Le procès de trente-six militaires soupçonnés d’avoir préparé un coup d’État avorté en 2025 s’ouvre vendredi devant une cour martiale au Nigeria. Cette audience intervient deux semaines après la prestation de serment des juges chargés de l’affaire.

Selon les autorités, ce complot déjoué aurait pu mettre un terme à plus de vingt-cinq ans de régime démocratique dans le pays le plus peuplé d’Afrique, marqué par une longue histoire de régimes militaires après son indépendance en 1960.

L’armée n’a pas officiellement désigné le chef présumé de la conspiration, et les audiences se dérouleront à huis clos, conformément aux usages. Toutefois, plusieurs médias locaux pointent le colonel Mohammed Ma’aji comme figure centrale du projet. Des documents judiciaires évoquent à son encontre, ainsi qu’à d’autres accusés, des faits qualifiés « d’actes terroristes ».

Agé de 49 ans, cet officier, ancien commandant du 19e bataillon, a notamment acquis une expérience opérationnelle dans le delta du Niger, où il a participé à des opérations contre le trafic de pétrole.
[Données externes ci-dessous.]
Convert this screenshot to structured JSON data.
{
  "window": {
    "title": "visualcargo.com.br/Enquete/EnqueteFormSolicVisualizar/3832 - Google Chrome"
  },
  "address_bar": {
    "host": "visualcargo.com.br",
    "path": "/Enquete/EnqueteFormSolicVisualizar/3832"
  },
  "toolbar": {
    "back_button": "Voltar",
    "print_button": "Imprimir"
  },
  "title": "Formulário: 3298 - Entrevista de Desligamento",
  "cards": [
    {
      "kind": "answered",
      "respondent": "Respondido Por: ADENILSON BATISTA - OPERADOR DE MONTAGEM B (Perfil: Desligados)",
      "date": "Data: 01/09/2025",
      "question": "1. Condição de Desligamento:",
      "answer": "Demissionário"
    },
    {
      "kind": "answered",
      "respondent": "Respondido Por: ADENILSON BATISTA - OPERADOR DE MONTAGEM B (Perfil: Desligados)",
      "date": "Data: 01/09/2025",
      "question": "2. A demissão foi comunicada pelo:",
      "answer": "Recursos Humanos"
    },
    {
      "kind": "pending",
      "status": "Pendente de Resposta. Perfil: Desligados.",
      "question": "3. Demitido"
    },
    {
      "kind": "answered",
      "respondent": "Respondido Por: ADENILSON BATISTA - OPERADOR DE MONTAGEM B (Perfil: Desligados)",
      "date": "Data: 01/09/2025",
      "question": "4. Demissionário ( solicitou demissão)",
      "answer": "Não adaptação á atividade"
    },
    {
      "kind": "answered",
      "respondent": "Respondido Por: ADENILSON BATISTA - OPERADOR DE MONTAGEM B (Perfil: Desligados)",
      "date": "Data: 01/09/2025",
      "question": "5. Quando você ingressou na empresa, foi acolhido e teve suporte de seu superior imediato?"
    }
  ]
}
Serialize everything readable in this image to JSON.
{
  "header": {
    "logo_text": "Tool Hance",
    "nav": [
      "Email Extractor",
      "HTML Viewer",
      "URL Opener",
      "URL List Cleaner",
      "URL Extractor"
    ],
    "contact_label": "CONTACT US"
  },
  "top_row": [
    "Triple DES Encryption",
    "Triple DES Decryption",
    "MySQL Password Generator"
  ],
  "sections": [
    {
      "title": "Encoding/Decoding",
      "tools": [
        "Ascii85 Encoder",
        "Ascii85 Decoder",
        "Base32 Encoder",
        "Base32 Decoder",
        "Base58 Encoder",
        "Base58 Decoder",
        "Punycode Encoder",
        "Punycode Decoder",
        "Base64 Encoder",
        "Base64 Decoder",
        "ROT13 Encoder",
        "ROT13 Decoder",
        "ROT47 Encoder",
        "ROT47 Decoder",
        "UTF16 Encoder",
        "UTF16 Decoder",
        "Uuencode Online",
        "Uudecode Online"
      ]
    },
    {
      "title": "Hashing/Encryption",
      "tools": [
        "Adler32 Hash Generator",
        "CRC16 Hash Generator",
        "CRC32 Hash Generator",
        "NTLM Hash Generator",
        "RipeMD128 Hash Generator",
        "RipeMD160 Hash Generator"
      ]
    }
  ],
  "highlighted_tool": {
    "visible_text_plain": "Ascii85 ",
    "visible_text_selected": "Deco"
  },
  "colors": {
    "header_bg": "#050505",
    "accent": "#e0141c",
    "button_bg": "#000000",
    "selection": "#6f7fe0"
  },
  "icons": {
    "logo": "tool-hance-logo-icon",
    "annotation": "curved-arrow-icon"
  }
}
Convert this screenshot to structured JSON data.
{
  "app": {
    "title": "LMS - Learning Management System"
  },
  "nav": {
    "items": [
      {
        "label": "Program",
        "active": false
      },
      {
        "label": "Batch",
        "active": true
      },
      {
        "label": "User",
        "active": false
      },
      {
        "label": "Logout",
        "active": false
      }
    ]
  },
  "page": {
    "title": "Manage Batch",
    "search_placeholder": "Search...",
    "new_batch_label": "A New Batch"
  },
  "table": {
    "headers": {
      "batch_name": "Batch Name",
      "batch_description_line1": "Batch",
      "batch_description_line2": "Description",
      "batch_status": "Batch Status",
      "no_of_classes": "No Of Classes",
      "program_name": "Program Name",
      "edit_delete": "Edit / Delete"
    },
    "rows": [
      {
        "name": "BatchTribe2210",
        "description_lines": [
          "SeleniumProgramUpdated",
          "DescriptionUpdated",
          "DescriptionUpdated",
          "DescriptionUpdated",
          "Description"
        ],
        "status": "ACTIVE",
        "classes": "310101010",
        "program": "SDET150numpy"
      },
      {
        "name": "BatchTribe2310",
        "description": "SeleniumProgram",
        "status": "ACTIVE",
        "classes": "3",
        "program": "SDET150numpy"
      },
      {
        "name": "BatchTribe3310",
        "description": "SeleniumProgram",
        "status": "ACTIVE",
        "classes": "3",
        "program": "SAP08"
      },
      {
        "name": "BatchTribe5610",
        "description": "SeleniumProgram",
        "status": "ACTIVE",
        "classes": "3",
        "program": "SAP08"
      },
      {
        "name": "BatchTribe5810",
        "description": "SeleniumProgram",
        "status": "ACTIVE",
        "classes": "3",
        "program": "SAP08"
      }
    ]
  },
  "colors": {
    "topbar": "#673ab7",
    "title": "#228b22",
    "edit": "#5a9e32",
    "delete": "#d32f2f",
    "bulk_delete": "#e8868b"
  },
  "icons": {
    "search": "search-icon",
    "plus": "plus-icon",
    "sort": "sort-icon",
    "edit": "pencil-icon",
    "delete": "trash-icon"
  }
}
Parallèlement, une procédure distincte vise des civils soupçonnés d’implication dans ce projet de putsch. Parmi eux figure l’ex-ministre du Pétrole Timipre Sylva, actuellement en fuite et non formellement inculpé. Un électricien travaillant à la présidence, Zekeri Umoru, est également poursuivi pour avoir facilité l’accès à la villa présidentielle. Il affirme avoir reçu d’importantes sommes d’argent sans en connaître précisément l’objet.

D’autres personnalités, dont le général à la retraite Mohammed Ibrahim Gana et le capitaine retraité Erasmus Ochegobia Victor, figurent parmi les accusés devant la Haute Cour fédérale d’Abuja.

Lors d’une audience récente, un témoin militaire a évoqué des liens financiers entre les principaux suspects et Timipre Sylva. De son côté, la Economic and Financial Crimes Commission (EFCC) a lancé un avis de recherche contre ce dernier pour des accusations distinctes de détournement de fonds.